‘Hang your clothes on a hickory limb, but don’t go near the water.”
That pretty nearly expresses our advice to Corvallis-bound Webfeet, at least so far as manifestations of school spirit are concerned. Cheer, cheer, please cheer deliriously while Bjork and the boys bait the Beaver, but when we’ve won the game — we hope — let’s show the humbled men of the Orange good sportsmanship. If we lose — heaven forbid — let’s show the starters we can take it. In either case let us not permit our spirit of rivalry to express itself in the vandalism that has marred our relations with the college in times past.
There was a time when the orangemen thought the proper display of school spirit meant painting the Pioneer and dynamiting the concrete “O” on Skinner’s Butte and when the Webfeet thought Corvallis streets must run with lemon and green paint if the big game were to be fittingly celebrated. Those were the dear old days.

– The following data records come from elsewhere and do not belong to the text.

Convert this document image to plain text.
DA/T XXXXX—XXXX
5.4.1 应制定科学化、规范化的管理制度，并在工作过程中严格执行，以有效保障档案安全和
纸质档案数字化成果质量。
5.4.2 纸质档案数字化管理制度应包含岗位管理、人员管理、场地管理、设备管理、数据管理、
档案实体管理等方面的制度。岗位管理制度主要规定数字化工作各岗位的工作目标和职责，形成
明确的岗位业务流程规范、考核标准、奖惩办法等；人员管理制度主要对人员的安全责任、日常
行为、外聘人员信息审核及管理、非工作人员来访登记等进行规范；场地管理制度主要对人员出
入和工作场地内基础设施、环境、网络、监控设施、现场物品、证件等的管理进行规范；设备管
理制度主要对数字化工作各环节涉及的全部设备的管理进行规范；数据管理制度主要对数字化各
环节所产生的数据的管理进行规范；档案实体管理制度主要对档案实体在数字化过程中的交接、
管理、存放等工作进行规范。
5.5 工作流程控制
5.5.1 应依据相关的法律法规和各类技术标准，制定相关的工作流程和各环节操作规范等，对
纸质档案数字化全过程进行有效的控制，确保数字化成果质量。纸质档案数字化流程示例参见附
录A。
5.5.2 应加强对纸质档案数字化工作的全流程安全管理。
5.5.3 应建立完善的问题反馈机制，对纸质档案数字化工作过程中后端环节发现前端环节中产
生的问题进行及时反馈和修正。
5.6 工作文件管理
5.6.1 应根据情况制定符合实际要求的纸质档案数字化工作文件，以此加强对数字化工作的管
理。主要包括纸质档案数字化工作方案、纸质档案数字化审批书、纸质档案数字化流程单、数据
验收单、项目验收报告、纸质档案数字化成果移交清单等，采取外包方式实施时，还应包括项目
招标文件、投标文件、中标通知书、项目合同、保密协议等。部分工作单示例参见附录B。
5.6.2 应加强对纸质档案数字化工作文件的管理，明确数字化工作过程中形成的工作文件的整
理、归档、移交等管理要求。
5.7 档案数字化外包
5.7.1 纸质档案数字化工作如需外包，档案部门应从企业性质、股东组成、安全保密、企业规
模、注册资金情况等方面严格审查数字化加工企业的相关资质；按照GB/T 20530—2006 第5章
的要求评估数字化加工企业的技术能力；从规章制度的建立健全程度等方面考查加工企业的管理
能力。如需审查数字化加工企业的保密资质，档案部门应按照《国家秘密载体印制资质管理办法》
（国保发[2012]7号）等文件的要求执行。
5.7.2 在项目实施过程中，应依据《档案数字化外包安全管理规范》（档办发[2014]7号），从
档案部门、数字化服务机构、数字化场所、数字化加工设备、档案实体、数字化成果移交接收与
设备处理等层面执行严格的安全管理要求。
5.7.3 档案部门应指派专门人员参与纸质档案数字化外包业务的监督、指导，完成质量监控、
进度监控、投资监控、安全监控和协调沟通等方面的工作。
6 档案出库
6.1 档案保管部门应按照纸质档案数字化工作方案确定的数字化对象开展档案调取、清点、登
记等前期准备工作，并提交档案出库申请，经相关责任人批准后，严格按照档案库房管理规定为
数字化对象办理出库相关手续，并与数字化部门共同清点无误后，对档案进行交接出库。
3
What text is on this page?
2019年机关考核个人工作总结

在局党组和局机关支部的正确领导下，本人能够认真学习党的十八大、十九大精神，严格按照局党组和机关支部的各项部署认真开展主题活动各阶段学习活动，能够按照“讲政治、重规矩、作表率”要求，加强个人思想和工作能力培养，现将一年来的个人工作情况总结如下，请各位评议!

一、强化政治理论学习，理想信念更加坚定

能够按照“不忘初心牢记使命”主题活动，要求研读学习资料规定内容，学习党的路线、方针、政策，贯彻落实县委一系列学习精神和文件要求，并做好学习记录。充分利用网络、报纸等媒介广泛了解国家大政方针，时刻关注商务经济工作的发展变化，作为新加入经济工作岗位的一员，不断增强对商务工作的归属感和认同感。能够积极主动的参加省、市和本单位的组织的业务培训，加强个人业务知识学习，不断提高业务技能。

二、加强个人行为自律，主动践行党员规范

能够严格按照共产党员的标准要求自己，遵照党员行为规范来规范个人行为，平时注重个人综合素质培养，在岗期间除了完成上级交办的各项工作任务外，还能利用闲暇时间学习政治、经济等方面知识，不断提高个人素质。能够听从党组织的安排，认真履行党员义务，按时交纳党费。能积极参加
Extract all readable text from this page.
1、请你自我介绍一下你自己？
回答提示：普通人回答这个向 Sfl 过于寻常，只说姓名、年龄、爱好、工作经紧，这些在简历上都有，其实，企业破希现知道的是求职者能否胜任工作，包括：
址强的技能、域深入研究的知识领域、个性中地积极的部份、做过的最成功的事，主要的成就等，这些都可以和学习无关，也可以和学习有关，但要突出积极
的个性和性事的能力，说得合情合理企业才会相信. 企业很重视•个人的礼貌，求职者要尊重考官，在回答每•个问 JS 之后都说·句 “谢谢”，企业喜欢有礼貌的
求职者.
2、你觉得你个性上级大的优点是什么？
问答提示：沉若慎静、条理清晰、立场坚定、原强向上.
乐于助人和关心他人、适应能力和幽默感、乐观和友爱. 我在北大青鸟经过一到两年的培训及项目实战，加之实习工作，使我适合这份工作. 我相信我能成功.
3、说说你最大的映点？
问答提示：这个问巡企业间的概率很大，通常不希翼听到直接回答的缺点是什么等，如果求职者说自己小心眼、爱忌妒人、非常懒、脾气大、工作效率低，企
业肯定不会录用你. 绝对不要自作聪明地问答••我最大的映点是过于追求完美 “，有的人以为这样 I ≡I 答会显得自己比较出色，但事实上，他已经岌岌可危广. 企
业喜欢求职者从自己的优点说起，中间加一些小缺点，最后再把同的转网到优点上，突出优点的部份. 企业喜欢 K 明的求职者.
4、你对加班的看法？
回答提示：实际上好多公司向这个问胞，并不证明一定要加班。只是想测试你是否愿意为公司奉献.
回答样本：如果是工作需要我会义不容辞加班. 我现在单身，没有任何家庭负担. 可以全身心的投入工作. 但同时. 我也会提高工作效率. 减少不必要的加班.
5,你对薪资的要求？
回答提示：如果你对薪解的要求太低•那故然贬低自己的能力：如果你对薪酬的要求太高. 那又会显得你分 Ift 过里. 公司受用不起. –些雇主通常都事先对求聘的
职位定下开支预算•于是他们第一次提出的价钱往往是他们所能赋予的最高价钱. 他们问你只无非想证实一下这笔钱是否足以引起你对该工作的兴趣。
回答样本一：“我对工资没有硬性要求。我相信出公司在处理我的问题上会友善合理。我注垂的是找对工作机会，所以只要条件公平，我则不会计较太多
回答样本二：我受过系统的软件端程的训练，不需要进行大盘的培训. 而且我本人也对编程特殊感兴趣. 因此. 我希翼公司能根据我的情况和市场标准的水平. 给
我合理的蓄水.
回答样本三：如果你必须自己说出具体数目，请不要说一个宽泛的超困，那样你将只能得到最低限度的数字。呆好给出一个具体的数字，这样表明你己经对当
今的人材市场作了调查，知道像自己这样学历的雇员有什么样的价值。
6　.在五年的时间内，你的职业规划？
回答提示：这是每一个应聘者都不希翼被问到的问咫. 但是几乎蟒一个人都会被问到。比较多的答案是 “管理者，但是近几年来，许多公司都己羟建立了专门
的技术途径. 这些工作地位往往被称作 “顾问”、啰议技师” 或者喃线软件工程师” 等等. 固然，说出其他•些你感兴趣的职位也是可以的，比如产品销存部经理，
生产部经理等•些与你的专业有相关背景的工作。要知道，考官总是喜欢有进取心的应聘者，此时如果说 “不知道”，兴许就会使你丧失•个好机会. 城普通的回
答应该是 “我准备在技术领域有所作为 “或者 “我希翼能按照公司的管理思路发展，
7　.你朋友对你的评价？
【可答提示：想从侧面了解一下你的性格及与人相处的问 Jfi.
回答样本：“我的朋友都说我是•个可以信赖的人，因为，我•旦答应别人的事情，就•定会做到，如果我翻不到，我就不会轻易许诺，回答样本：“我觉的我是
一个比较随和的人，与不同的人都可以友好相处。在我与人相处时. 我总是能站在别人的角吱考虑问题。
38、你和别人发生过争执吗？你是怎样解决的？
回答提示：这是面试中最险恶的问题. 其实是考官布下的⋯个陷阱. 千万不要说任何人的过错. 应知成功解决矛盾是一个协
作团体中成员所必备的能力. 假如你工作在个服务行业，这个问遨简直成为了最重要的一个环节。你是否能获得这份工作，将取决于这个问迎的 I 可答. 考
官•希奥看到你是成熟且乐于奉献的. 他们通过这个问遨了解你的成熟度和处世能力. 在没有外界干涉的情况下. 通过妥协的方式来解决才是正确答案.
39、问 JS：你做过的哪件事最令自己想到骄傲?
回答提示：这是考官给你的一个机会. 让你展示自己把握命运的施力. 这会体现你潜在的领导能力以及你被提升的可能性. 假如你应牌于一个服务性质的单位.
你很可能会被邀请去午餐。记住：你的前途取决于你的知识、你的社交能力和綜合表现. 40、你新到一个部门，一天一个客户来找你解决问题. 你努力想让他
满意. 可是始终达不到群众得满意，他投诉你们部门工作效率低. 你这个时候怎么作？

Today, although some mite of paint has been spread by the more irresponsible students without official censure, the townspeople of Eugene and Corvallis and the administrations of the two institutions frown upon such effusions of spirit.
Last year, owing largely to a friendly visit to Eugene by Jack Graham, OSC student body president, a truce on vandalism was arranged, and the big game came off without any material damage either to the properties of the two schools or to their respective spirits.
Dr. Boyer, who admittedly raised as much hell as the next lad in his undergraduate days, pointed out before the Beaver-Duck clash last year the change in public opinion of interscholastic vandalism. “We can’t stop a lot of underclass barbarism,” he declared, “but let us do our best. A savage demonstration will destroy the good will which marks our present relations. I am going to be sitting next to President Peavy at the game, but I am not going to turn around and swat him — just as at a banquet I wouldn’t pull on the tablecloth and turn the gravy over in his lap.”
Editor’s note: This editorial was taken from the Nov. 21, 1936, edition of the Oregon Daily Emerald. Go Ducks, and keep it Civil!